How it is: Asked viewers to try reading a simulated passage where the words are scrambled and seem to jump here and there

How it is: Asked viewers to try to read a simulated passage where words are scrambled and seem to jump here and there

Eye opening: the simulation keeps the first and last letter of each word the same, but shuffles the letters in the middle to make the letters seem to move in and out of place

Eye opening: the simulation keeps the first and last letter of each word the same, but shuffles the letters in the middle to make the letters seem to move in and out of place

However, the effect is not the same for everyone. Dyslexia has a number of different definitions and descriptions, but is generally defined as a learning disability that affects the skills involved in reading and spelling accurate and fluent words.

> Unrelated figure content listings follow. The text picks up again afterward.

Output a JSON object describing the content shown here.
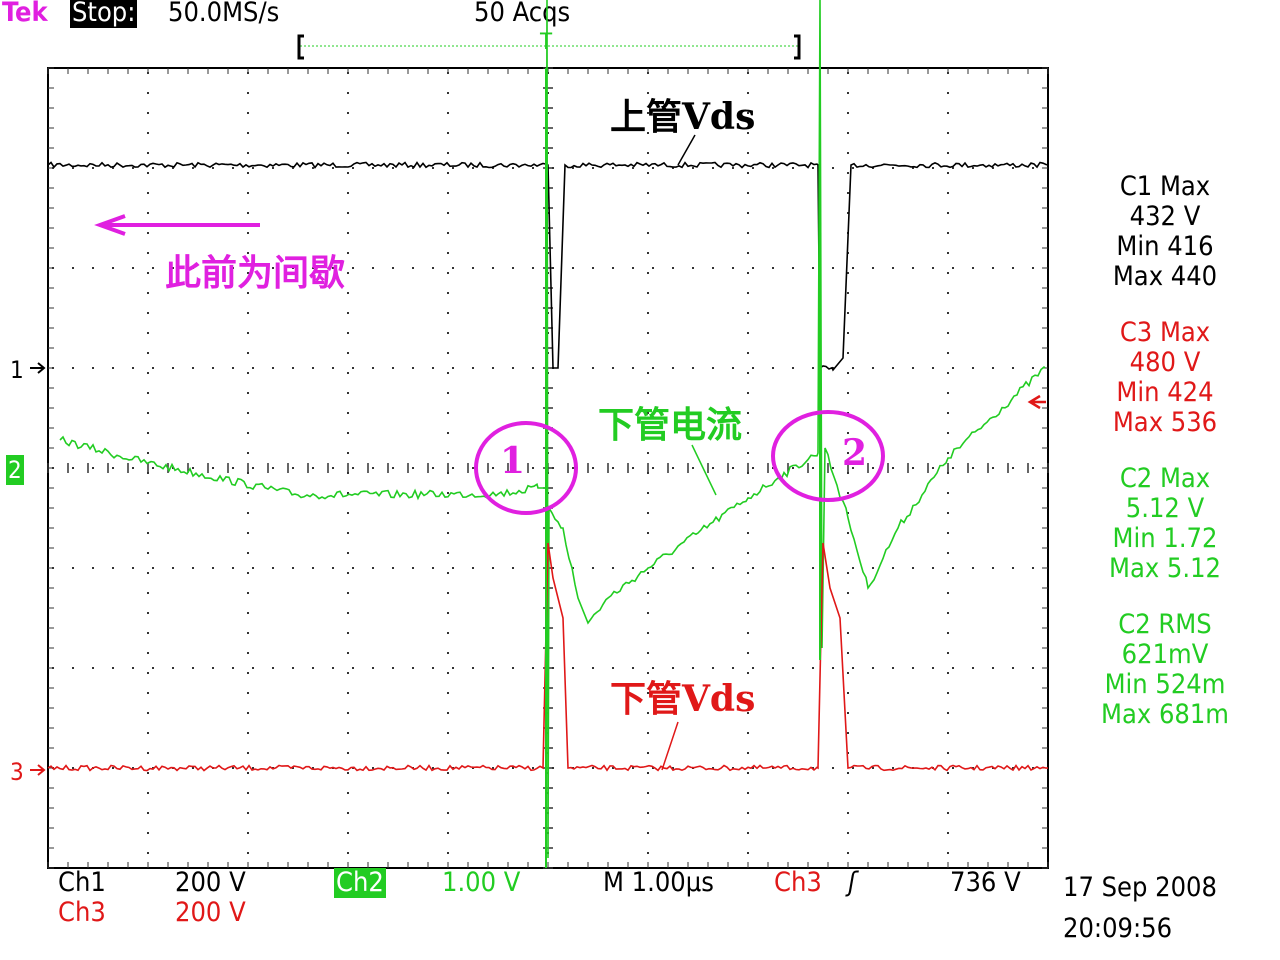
{
  "header": {
    "brand": "Tek",
    "state": "Stop:",
    "sample_rate": "50.0MS/s",
    "acquisitions": "50 Acqs",
    "trigger_marker": "T"
  },
  "channel_markers": {
    "ch1": "1",
    "ch2": "2",
    "ch3": "3"
  },
  "annotations": {
    "upper_vds": "上管Vds",
    "intermittent_before": "此前为间歇",
    "lower_current": "下管电流",
    "lower_vds": "下管Vds",
    "circle_1": "1",
    "circle_2": "2"
  },
  "measurements": [
    {
      "lines": [
        "C1 Max",
        "432 V",
        "Min 416",
        "Max 440"
      ],
      "color": "#000000"
    },
    {
      "lines": [
        "C3 Max",
        "480 V",
        "Min 424",
        "Max 536"
      ],
      "color": "#e01818"
    },
    {
      "lines": [
        "C2 Max",
        "5.12 V",
        "Min 1.72",
        "Max 5.12"
      ],
      "color": "#22cc22"
    },
    {
      "lines": [
        "C2 RMS",
        "621mV",
        "Min 524m",
        "Max 681m"
      ],
      "color": "#22cc22"
    }
  ],
  "footer": {
    "ch1_label": "Ch1",
    "ch1_scale": "200 V",
    "ch2_label": "Ch2",
    "ch2_scale": "1.00 V",
    "timebase": "M 1.00µs",
    "trigger_source": "Ch3",
    "trigger_slope": "ʃ",
    "trigger_level": "736 V",
    "ch3_label": "Ch3",
    "ch3_scale": "200 V",
    "date": "17 Sep 2008",
    "time": "20:09:56"
  },
  "colors": {
    "ch1": "#000000",
    "ch2": "#22cc22",
    "ch3": "#e01818",
    "annotation": "#e020e0",
    "grid": "#000000"
  },
  "chart_data": {
    "type": "line",
    "title": "",
    "xlabel": "",
    "ylabel": "",
    "x_units": "µs",
    "xlim": [
      -5,
      5
    ],
    "horizontal_divisions": 10,
    "vertical_divisions": 8,
    "grid": true,
    "trigger": {
      "source": "Ch3",
      "level_V": 736,
      "slope": "rising",
      "time_us": 0
    },
    "series": [
      {
        "name": "Ch1",
        "volts_per_div": 200,
        "ground_div": 1,
        "points": [
          [
            -5,
            406
          ],
          [
            0.0,
            406
          ],
          [
            0.05,
            0
          ],
          [
            0.1,
            0
          ],
          [
            0.17,
            406
          ],
          [
            2.7,
            406
          ],
          [
            2.72,
            0
          ],
          [
            2.85,
            -4
          ],
          [
            2.95,
            20
          ],
          [
            3.03,
            406
          ],
          [
            5,
            406
          ]
        ]
      },
      {
        "name": "Ch2",
        "volts_per_div": 1.0,
        "ground_div": 0,
        "points": [
          [
            -4.88,
            0.28
          ],
          [
            -4,
            0.05
          ],
          [
            -2.5,
            -0.27
          ],
          [
            -0.5,
            -0.26
          ],
          [
            -0.1,
            -0.2
          ],
          [
            -0.02,
            -0.2
          ],
          [
            -0.01,
            4.7
          ],
          [
            0.0,
            -3.9
          ],
          [
            0.01,
            -0.4
          ],
          [
            0.15,
            -0.6
          ],
          [
            0.3,
            -1.3
          ],
          [
            0.4,
            -1.55
          ],
          [
            0.6,
            -1.3
          ],
          [
            1,
            -1.0
          ],
          [
            1.5,
            -0.65
          ],
          [
            2,
            -0.3
          ],
          [
            2.3,
            -0.1
          ],
          [
            2.7,
            0.15
          ],
          [
            2.72,
            4.7
          ],
          [
            2.74,
            -1.8
          ],
          [
            2.77,
            0.2
          ],
          [
            3.0,
            -0.5
          ],
          [
            3.2,
            -1.2
          ],
          [
            3.5,
            -0.6
          ],
          [
            4,
            0.1
          ],
          [
            4.97,
            1.0
          ]
        ]
      },
      {
        "name": "Ch3",
        "volts_per_div": 200,
        "ground_div": -3,
        "points": [
          [
            -5,
            0
          ],
          [
            -0.05,
            0
          ],
          [
            0,
            450
          ],
          [
            0.05,
            380
          ],
          [
            0.15,
            300
          ],
          [
            0.2,
            0
          ],
          [
            2.7,
            0
          ],
          [
            2.75,
            450
          ],
          [
            2.82,
            360
          ],
          [
            2.92,
            300
          ],
          [
            3.0,
            0
          ],
          [
            5,
            0
          ]
        ]
      }
    ]
  }
}
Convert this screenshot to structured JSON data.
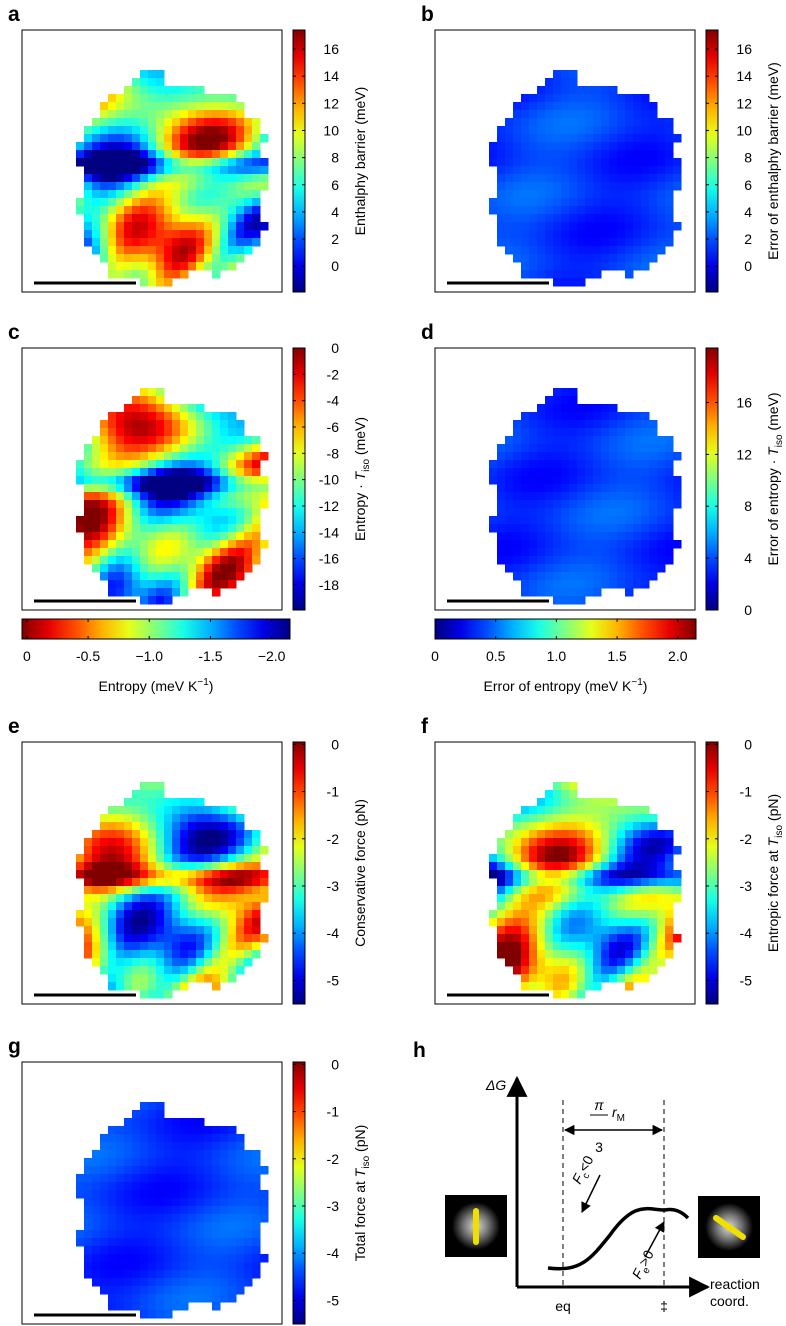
{
  "chart_data": [
    {
      "type": "heatmap",
      "label": "a",
      "colormap": "jet",
      "colorbars": [
        {
          "orientation": "vertical",
          "lim": [
            -1.9,
            17.4
          ],
          "ticks": [
            0,
            2,
            4,
            6,
            8,
            10,
            12,
            14,
            16
          ],
          "label": [
            {
              "text": "Enthalphy barrier (meV)"
            }
          ]
        }
      ]
    },
    {
      "type": "heatmap",
      "label": "b",
      "colormap": "jet",
      "colorbars": [
        {
          "orientation": "vertical",
          "lim": [
            -1.9,
            17.4
          ],
          "ticks": [
            0,
            2,
            4,
            6,
            8,
            10,
            12,
            14,
            16
          ],
          "label": [
            {
              "text": "Error of enthalphy barrier (meV)"
            }
          ]
        }
      ]
    },
    {
      "type": "heatmap",
      "label": "c",
      "colormap": "jet",
      "colorbars": [
        {
          "orientation": "vertical",
          "lim": [
            -19.9,
            0
          ],
          "ticks": [
            0,
            -2,
            -4,
            -6,
            -8,
            -10,
            -12,
            -14,
            -16,
            -18
          ],
          "label": [
            {
              "text": "Entropy · "
            },
            {
              "text": "T",
              "style": "italic"
            },
            {
              "text": "iso",
              "style": "sub"
            },
            {
              "text": " (meV)"
            }
          ]
        },
        {
          "orientation": "horizontal",
          "lim": [
            0.04,
            -2.15
          ],
          "ticks": [
            0,
            -0.5,
            {
              "value": -1,
              "label": "−1.0"
            },
            -1.5,
            {
              "value": -2,
              "label": "−2.0"
            }
          ],
          "label": [
            {
              "text": "Entropy (meV K"
            },
            {
              "text": "−1",
              "style": "sup"
            },
            {
              "text": ")"
            }
          ]
        }
      ]
    },
    {
      "type": "heatmap",
      "label": "d",
      "colormap": "jet",
      "colorbars": [
        {
          "orientation": "vertical",
          "lim": [
            0,
            20.2
          ],
          "ticks": [
            0,
            4,
            8,
            12,
            16
          ],
          "label": [
            {
              "text": "Error of entropy · "
            },
            {
              "text": "T",
              "style": "italic"
            },
            {
              "text": "iso",
              "style": "sub"
            },
            {
              "text": " (meV)"
            }
          ]
        },
        {
          "orientation": "horizontal",
          "lim": [
            0,
            2.15
          ],
          "ticks": [
            0,
            0.5,
            {
              "value": 1,
              "label": "1.0"
            },
            1.5,
            {
              "value": 2,
              "label": "2.0"
            }
          ],
          "label": [
            {
              "text": "Error of entropy (meV K"
            },
            {
              "text": "−1",
              "style": "sup"
            },
            {
              "text": ")"
            }
          ]
        }
      ]
    },
    {
      "type": "heatmap",
      "label": "e",
      "colormap": "jet",
      "colorbars": [
        {
          "orientation": "vertical",
          "lim": [
            -5.5,
            0.05
          ],
          "ticks": [
            0,
            -1,
            -2,
            -3,
            -4,
            -5
          ],
          "label": [
            {
              "text": "Conservative force (pN)"
            }
          ]
        }
      ]
    },
    {
      "type": "heatmap",
      "label": "f",
      "colormap": "jet",
      "colorbars": [
        {
          "orientation": "vertical",
          "lim": [
            -5.5,
            0.05
          ],
          "ticks": [
            0,
            -1,
            -2,
            -3,
            -4,
            -5
          ],
          "label": [
            {
              "text": "Entropic force at "
            },
            {
              "text": "T",
              "style": "italic"
            },
            {
              "text": "iso",
              "style": "sub"
            },
            {
              "text": " (pN)"
            }
          ]
        }
      ]
    },
    {
      "type": "heatmap",
      "label": "g",
      "colormap": "jet",
      "colorbars": [
        {
          "orientation": "vertical",
          "lim": [
            -5.5,
            0.05
          ],
          "ticks": [
            0,
            -1,
            -2,
            -3,
            -4,
            -5
          ],
          "label": [
            {
              "text": "Total force at "
            },
            {
              "text": "T",
              "style": "italic"
            },
            {
              "text": "iso",
              "style": "sub"
            },
            {
              "text": " (pN)"
            }
          ]
        }
      ]
    }
  ],
  "schematic": {
    "label": "h",
    "y_axis": "ΔG",
    "pi": "π",
    "three": "3",
    "r": "r",
    "r_sub": "M",
    "fc": "F",
    "fc_sub": "c",
    "fc_rel": "<0",
    "fe": "F",
    "fe_sub": "e",
    "fe_rel": ">0",
    "x_axis": [
      "reaction",
      "coord."
    ],
    "eq": "eq",
    "ts": "‡"
  }
}
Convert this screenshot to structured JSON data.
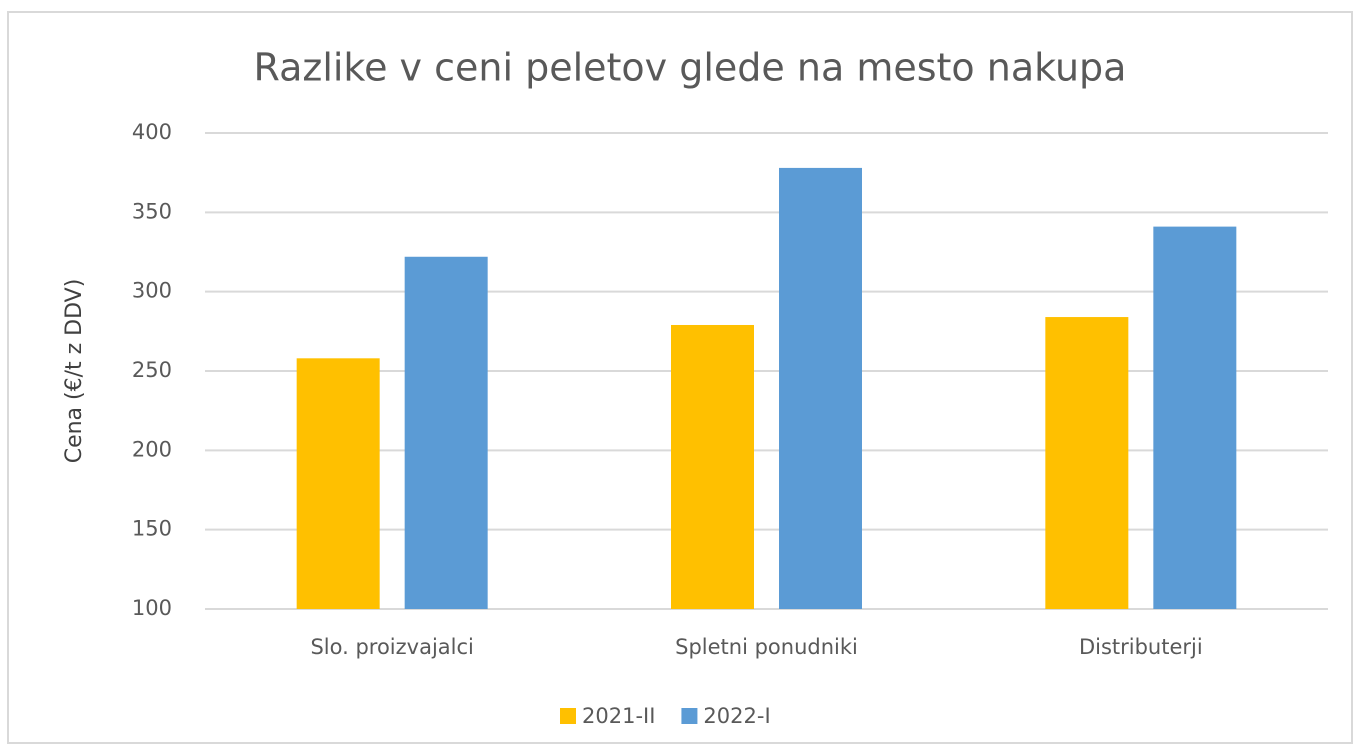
{
  "chart_data": {
    "type": "bar",
    "title": "Razlike v ceni peletov glede na mesto nakupa",
    "y_label": "Cena (€/t z DDV)",
    "categories": [
      "Slo. proizvajalci",
      "Spletni ponudniki",
      "Distributerji"
    ],
    "series": [
      {
        "name": "2021-II",
        "color": "#ffc000",
        "values": [
          258,
          279,
          284
        ]
      },
      {
        "name": "2022-I",
        "color": "#5b9bd5",
        "values": [
          322,
          378,
          341
        ]
      }
    ],
    "ylim": [
      100,
      400
    ],
    "yticks": [
      100,
      150,
      200,
      250,
      300,
      350,
      400
    ],
    "grid": true,
    "legend": "bottom"
  }
}
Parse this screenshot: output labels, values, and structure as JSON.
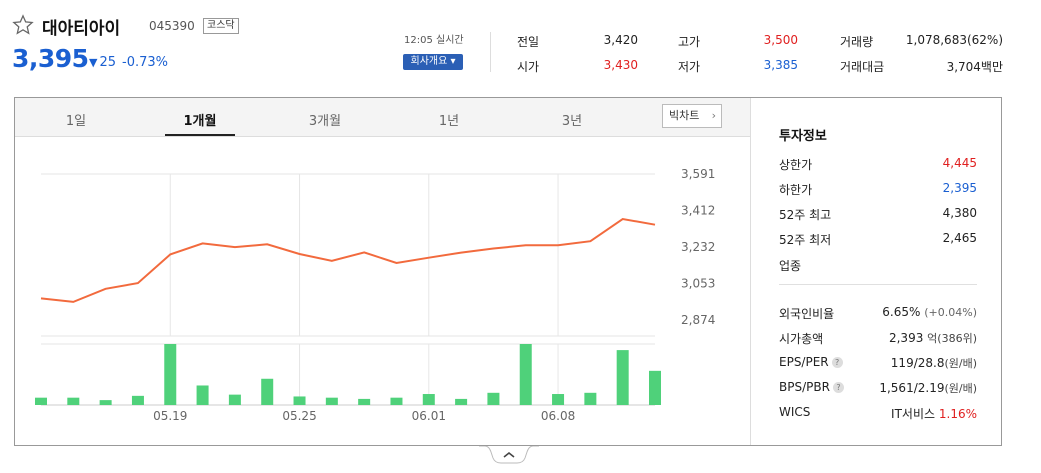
{
  "header": {
    "name": "대아티아이",
    "code": "045390",
    "market": "코스닥",
    "price": "3,395",
    "change": "25",
    "change_pct": "-0.73%",
    "time": "12:05 실시간",
    "company_btn": "회사개요 ▾",
    "star_icon": "star-outline-icon"
  },
  "quotes": {
    "prev_close_label": "전일",
    "prev_close": "3,420",
    "open_label": "시가",
    "open": "3,430",
    "high_label": "고가",
    "high": "3,500",
    "low_label": "저가",
    "low": "3,385",
    "volume_label": "거래량",
    "volume": "1,078,683(62%)",
    "amount_label": "거래대금",
    "amount": "3,704백만"
  },
  "tabs": [
    "1일",
    "1개월",
    "3개월",
    "1년",
    "3년"
  ],
  "active_tab": "1개월",
  "bigchart": "빅차트",
  "chart_data": {
    "type": "line",
    "ylabel_ticks": [
      "3,591",
      "3,412",
      "3,232",
      "3,053",
      "2,874"
    ],
    "ylim": [
      2874,
      3591
    ],
    "x_ticks": [
      "05.19",
      "05.25",
      "06.01",
      "06.08"
    ],
    "x_tick_index": [
      4,
      8,
      12,
      16
    ],
    "price_values": [
      2980,
      2963,
      3027,
      3055,
      3196,
      3250,
      3232,
      3246,
      3198,
      3164,
      3206,
      3154,
      3180,
      3205,
      3225,
      3241,
      3241,
      3261,
      3370,
      3342
    ],
    "volume_relative": [
      0.12,
      0.12,
      0.08,
      0.15,
      1.0,
      0.32,
      0.17,
      0.43,
      0.14,
      0.12,
      0.1,
      0.12,
      0.18,
      0.1,
      0.2,
      1.0,
      0.18,
      0.2,
      0.9,
      0.56
    ],
    "line_color": "#f26a3d",
    "volume_color": "#4fd17a",
    "grid": true
  },
  "invest_info": {
    "title": "투자정보",
    "upper_limit_label": "상한가",
    "upper_limit": "4,445",
    "lower_limit_label": "하한가",
    "lower_limit": "2,395",
    "high52_label": "52주 최고",
    "high52": "4,380",
    "low52_label": "52주 최저",
    "low52": "2,465",
    "industry_label": "업종",
    "foreign_label": "외국인비율",
    "foreign_val": "6.65%",
    "foreign_sub": "(+0.04%)",
    "mcap_label": "시가총액",
    "mcap_val": "2,393",
    "mcap_unit": "억(386위)",
    "eps_label": "EPS/PER",
    "eps_val": "119/28.8",
    "eps_unit": "(원/배)",
    "bps_label": "BPS/PBR",
    "bps_val": "1,561/2.19",
    "bps_unit": "(원/배)",
    "wics_label": "WICS",
    "wics_val": "IT서비스",
    "wics_pct": "1.16%"
  }
}
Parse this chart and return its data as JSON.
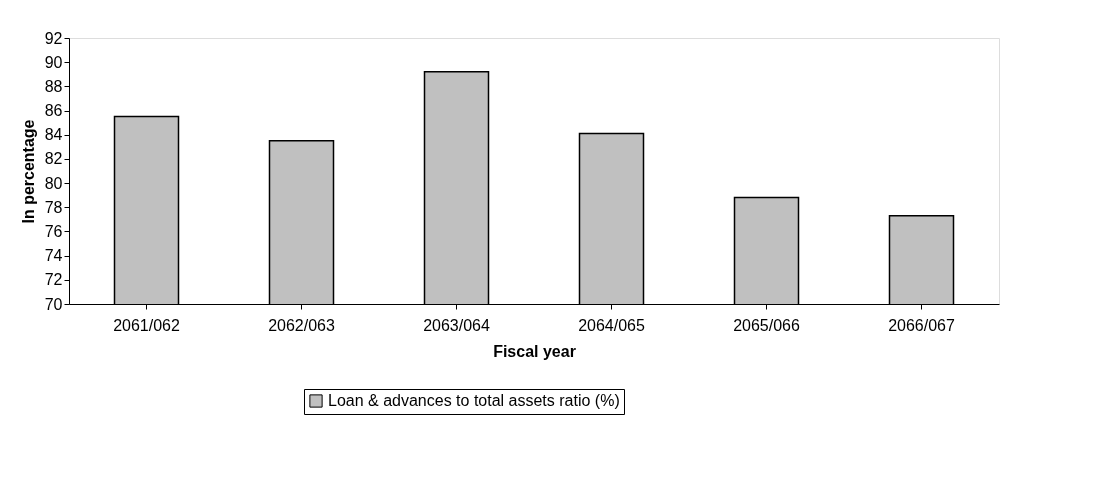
{
  "chart_data": {
    "type": "bar",
    "xlabel": "Fiscal year",
    "ylabel": "In percentage",
    "categories": [
      "2061/062",
      "2062/063",
      "2063/064",
      "2064/065",
      "2065/066",
      "2066/067"
    ],
    "series": [
      {
        "name": "Loan & advances to total assets ratio (%)",
        "color": "#c0c0c0",
        "values": [
          85.5,
          83.5,
          89.2,
          84.1,
          78.8,
          77.3
        ]
      }
    ],
    "ylim": [
      70,
      92
    ],
    "yticks": [
      70,
      72,
      74,
      76,
      78,
      80,
      82,
      84,
      86,
      88,
      90,
      92
    ],
    "grid": false,
    "legend": "bottom"
  }
}
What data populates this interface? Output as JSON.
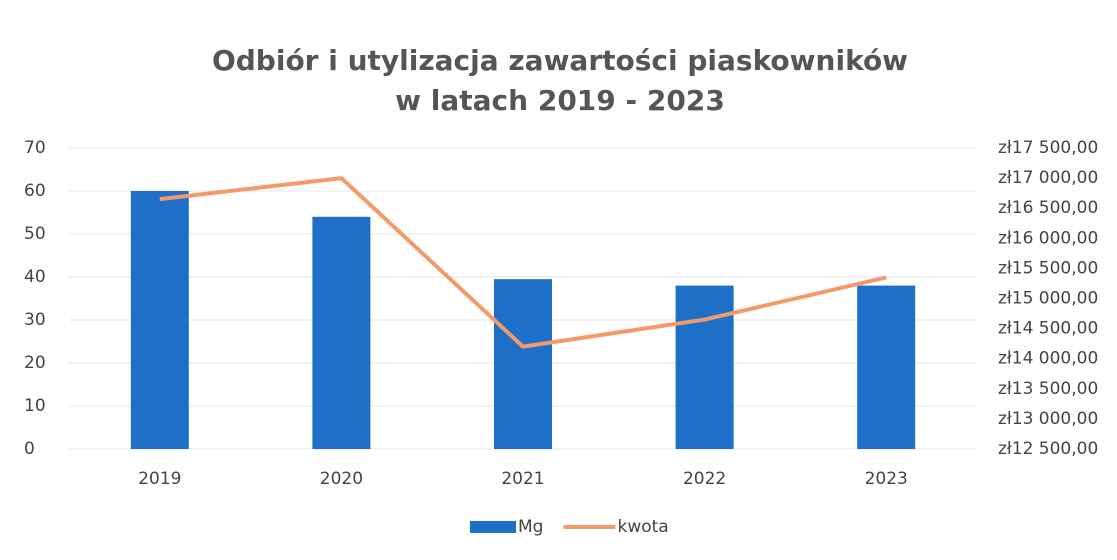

It is associated with difficulties in reading, writing, spelling and organizing, which affect not only academic success but also self-esteem and socio-emotional development.

Some people have more extreme dyslexia and others less, as viewers noted in Fleming’s video comments.

Struggling: Many people who accepted her challenge tripped over words and gave up in half, with a TikTok user named Claire asking,

Struggling: Many people who accepted her challenge tripped over words and gave up in half, with a TikTok user named Claire asking, “Are these words the same?”

Almost: TikTok user @ zombikitty6 started well, but then started tripping over his words

Almost: TikTok user @ zombikitty6 started well, but then started tripping over his words

Many people who accepted her challenge stumbled upon words and gave up halfway, with a TikTok user named Claire asking, “Are these words the same?”

Another young woman who was diagnosed with dyslexia when she was five also had a hard time.

“Too big a word,” he said as he tried to read the passage. “I lost where I am … I give up.”

Lindsay told BuzzFeed News that the video describes what reading is like for her.

‘My eyes jump from different lines when reading. I struggle to read words that I fully understand when they are said aloud, “he explained.

Too real: Another young woman who was diagnosed with dyslexia when she was five also had a tough time

Too real: Another young woman who was diagnosed with dyslexia when she was five also had a tough time

Using her voice: The therapist pointed out that she wants people to know that having dyslexia doesn't mean you're unintelligent.

Using her voice: The therapist pointed out that she wants people to know that having dyslexia doesn’t mean you’re unintelligent.

Candida: Fleming admitted that he spent most of his life feeling like he wasn't smart, saying,

Candida: Fleming admitted that he spent most of his life feeling like he wasn’t smart, saying, “I would like to spend more time on my strengths than my struggles.”

‘I often skip big words and use contextual clues to understand their meaning or recognize them.

The therapist pointed out that she wants people to know that having dyslexia doesn’t mean you’re not smart. He admitted that he spent most of his life feeling like he wasn’t smart.

“One thing I would like my team to do for me as I was growing up was to explain what dyslexia is and how my brain worked,” she said. ‘I would like to spend more time on my strengths than on my struggles.

“Teachers can help their dyslexic students by knowing the aspect of dyslexia and by supporting their students if they feel they are showing signs,” he added. “As for peers, I think continuing education on all disabilities is important.”